My elder son is at college now himself, and with him, cell phone interaction has taken a more positive turn. Since I never really need to know where he is, that whole dilemma is diffused. He calls me more often than I call him, because now that my role as idiot enforcer is over, my role as omniscient expert and personal banker has begun. Questions such as "do you put milk in an omelet?" or "can you put wool in the dryer?" are resolved the instant they arise. "Can you put some money in my bookstore account?" -- well, sure. He likes to tell me when he gets a good grade on a test, or see if I can come watch the crew team row in Princeton. And if I call him at a bad time, he politely texts me back: "In class now, Mom.

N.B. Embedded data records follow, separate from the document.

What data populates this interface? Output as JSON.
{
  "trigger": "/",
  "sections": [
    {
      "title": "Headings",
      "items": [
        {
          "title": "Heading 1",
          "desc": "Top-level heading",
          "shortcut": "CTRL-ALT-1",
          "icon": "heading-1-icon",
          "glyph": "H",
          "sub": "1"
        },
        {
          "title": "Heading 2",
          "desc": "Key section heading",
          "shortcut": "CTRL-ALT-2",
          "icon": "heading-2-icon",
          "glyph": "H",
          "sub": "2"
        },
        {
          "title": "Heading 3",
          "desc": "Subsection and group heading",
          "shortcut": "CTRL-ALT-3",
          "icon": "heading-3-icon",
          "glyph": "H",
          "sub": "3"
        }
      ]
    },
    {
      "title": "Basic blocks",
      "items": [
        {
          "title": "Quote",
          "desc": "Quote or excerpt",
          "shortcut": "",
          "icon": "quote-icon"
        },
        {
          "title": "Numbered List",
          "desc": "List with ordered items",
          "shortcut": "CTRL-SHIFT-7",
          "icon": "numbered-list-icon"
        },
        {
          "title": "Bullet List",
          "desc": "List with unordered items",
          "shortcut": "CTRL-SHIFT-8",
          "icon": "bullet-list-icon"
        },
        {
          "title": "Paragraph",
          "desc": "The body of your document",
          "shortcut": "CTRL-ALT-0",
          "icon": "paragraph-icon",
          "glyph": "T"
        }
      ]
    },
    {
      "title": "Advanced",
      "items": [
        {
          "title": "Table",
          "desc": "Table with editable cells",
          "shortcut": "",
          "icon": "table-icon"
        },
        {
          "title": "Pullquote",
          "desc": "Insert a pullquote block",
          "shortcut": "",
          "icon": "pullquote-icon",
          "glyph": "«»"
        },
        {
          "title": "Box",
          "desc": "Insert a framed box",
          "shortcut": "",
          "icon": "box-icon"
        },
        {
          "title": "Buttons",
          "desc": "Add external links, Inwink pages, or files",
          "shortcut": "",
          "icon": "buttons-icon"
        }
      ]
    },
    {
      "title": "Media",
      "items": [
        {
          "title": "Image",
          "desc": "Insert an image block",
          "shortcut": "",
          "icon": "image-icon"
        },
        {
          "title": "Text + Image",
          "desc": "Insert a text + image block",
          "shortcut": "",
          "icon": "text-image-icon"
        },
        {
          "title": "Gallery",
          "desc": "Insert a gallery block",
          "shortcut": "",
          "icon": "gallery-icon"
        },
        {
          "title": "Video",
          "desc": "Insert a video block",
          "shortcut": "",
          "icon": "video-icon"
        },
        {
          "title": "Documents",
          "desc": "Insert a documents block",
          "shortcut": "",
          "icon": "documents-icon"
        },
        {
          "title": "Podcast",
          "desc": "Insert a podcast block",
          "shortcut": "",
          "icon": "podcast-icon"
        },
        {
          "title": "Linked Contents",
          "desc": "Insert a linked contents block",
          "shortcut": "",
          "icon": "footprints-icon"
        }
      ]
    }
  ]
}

Will call later."
I assume I'm about to start the cycle again with my daughter, Jane, 7. Not too soon, I hope, though she's already told me she has a friend with a Firefly, a phone designed for little kids with just five parent-programmable buttons. I've heard that a daughter with a cell phone is a different -- and far more fearsome -- animal than a boy. Will I be receiving camera-phone messages from the mall, requesting payment approval for the pink miniskirt and crop top I see on my screen? Will my daughter call and talk to me just so she doesn't "look like a loser" as she crosses a street? Will her immersion in the conversation cause her to be hit by a bus?
Perhaps, the truth is, once you're a parent, there's no scenario that doesn't involve vehicular trauma. And you'll need your cell phone when it happens, believe me.